Evergrande WILL get chopped up and sold for $1 RMB to various private, healthy, and adequately capitalized real estate development and management players and the owners will gain great "face" with the CCP regulators (in China, building and maintaining face, aka prestige, is culturally EVERYTHING). 

THAT is the CCP Chinese way. 

$300 billion of Evergrande bondholders will get 75%-ish haircuts as the bond workout vigilantes swoop in and pick at the bloody carcass. We can also strongly infer that the 12 million Chinese urban class households who have 75% of their net worth in the homes/condos they own…and the 2 million Chinese who have place BIG 75%+ cash deposits on Evergrande real estate under development… will NOT be left twisting in the wind with their wealth eviscerated in a Chinese real estate bubble popping.

Why? Most Chinese have their wealth in real estate, not stocks. Chinese save 40% of what they earn every month (no social security system) and put their savings into "wealth products" (fixed-rate debt syndications) and real estate (and some stocks). 

Only about 15% of Chinese residential real estate has a mortgage. (OK you can stand up now after falling over.) 

What China can NOT withstand, after 20 years of non-stop real estate valuation gains, is a 20-30%+ real estate equity wipeout. The homeowners' savings rate would skyrocket even higher and crater both the regular economy and their massive real estate development economy.

We can infer this outcome for many reasons that Westerners who have not walked the streets of Shenzhen (or Beijing/Shanghai for that matter) cannot conceive. The commercial enterprise we call "real estate", even with the CCP attempts to cool it down, comprises about 27% of the ENTIRE Chinese GDP.

Real estate in China IS TBTF. 

It is impossible to imagine the scale and size of Shenzhen unless you have seen it with your own eyes. It is a city/region of nearly 20 million people living in the same square mile footprint of Los Angeles county with just 10 million residents.

The other 10 million people live on the 2nd to 60th floors of over 100,000 multi-story apartments and condominiums. 

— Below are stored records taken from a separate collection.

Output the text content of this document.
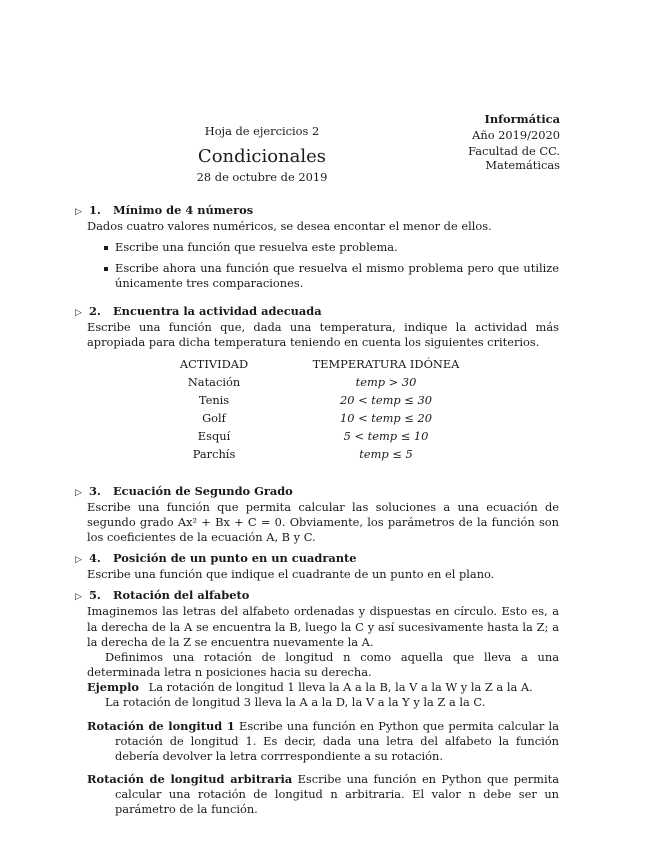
Hoja de ejercicios 2
Condicionales
28 de octubre de 2019
Informática
Año 2019/2020
Facultad de CC.
Matemáticas
▷ 1.	Mínimo de 4 números
Dados cuatro valores numéricos, se desea encontar el menor de ellos.
Escribe una función que resuelva este problema.
Escribe ahora una función que resuelva el mismo problema pero que utilize únicamente tres comparaciones.
▷ 2.	Encuentra la actividad adecuada
Escribe una función que, dada una temperatura, indique la actividad más apropiada para dicha temperatura teniendo en cuenta los siguientes criterios.
ACTIVIDAD	TEMPERATURA IDÓNEA
Natación	temp > 30
Tenis	20 < temp ≤ 30
Golf	10 < temp ≤ 20
Esquí	5 < temp ≤ 10
Parchís	temp ≤ 5
▷ 3.	Ecuación de Segundo Grado
Escribe una función que permita calcular las soluciones a una ecuación de segundo grado Ax² + Bx + C = 0. Obviamente, los parámetros de la función son los coeficientes de la ecuación A, B y C.
▷ 4.	Posición de un punto en un cuadrante
Escribe una función que indique el cuadrante de un punto en el plano.
▷ 5.	Rotación del alfabeto
Imaginemos las letras del alfabeto ordenadas y dispuestas en círculo. Esto es, a la derecha de la A se encuentra la B, luego la C y así sucesivamente hasta la Z; a la derecha de la Z se encuentra nuevamente la A.
Definimos una rotación de longitud n como aquella que lleva a una determinada letra n posiciones hacia su derecha.
Ejemplo La rotación de longitud 1 lleva la A a la B, la V a la W y la Z a la A.
La rotación de longitud 3 lleva la A a la D, la V a la Y y la Z a la C.
Rotación de longitud 1 Escribe una función en Python que permita calcular la rotación de longitud 1. Es decir, dada una letra del alfabeto la función debería devolver la letra corrrespondiente a su rotación.
Rotación de longitud arbitraria Escribe una función en Python que permita calcular una rotación de longitud n arbitraria. El valor n debe ser un parámetro de la función.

Even in this area of Shenzhen where five apartment buildings collapsed and hundreds died, I took this picture of new apartment "homes" being built on the same land. They just built over the collapsed land.


Another hard-to-imagine aspect of the China real estate economy is that cities, regions, and or Ministry of Finance car prevent people from selling houses 20% or lower from their acquisition price (or in some regions 20% below currently appraised value). Really, they can legislate that you, the homeowner, can't sell your house 20-30% below a certain price. Welcome to China. 

Bottom line: I am always amused and amazed when financial reporters who have never actually BEEN in China beyond Shanghai report breathlessly about the impending crash of the Chinese economy. Look, they have their own sovereign currency. Their citizens save 30-40% of their take-home pay in Chinese banks, and then they buy tangible real estate. The banks may lose money, but it's China's money and they can print all they want! They don't normally sell C.D.s to foreigners, and if they do, the foreigners convert their dollars or Euros to RMB–which the Chinese Federal Reserve bank manipulates simply buy selling US dollars that come in from Walmart, Target, Nike and Apple etc. when they pay their bills to Chinese manufacturing companies.

Out of $300 billion of Evergrande debt, only $19 billion is denominated in $US dollars–and those will be the first bonds to get schmeissed (a term I learned from Jim Cramer selling tax shelters and bonds to his hedge fund!). 

So don't worry about a China financial implosion. Look up the terms "state-controlled economy" and "Confucianism" culture. China is a wee bit different than the good ol' USofA.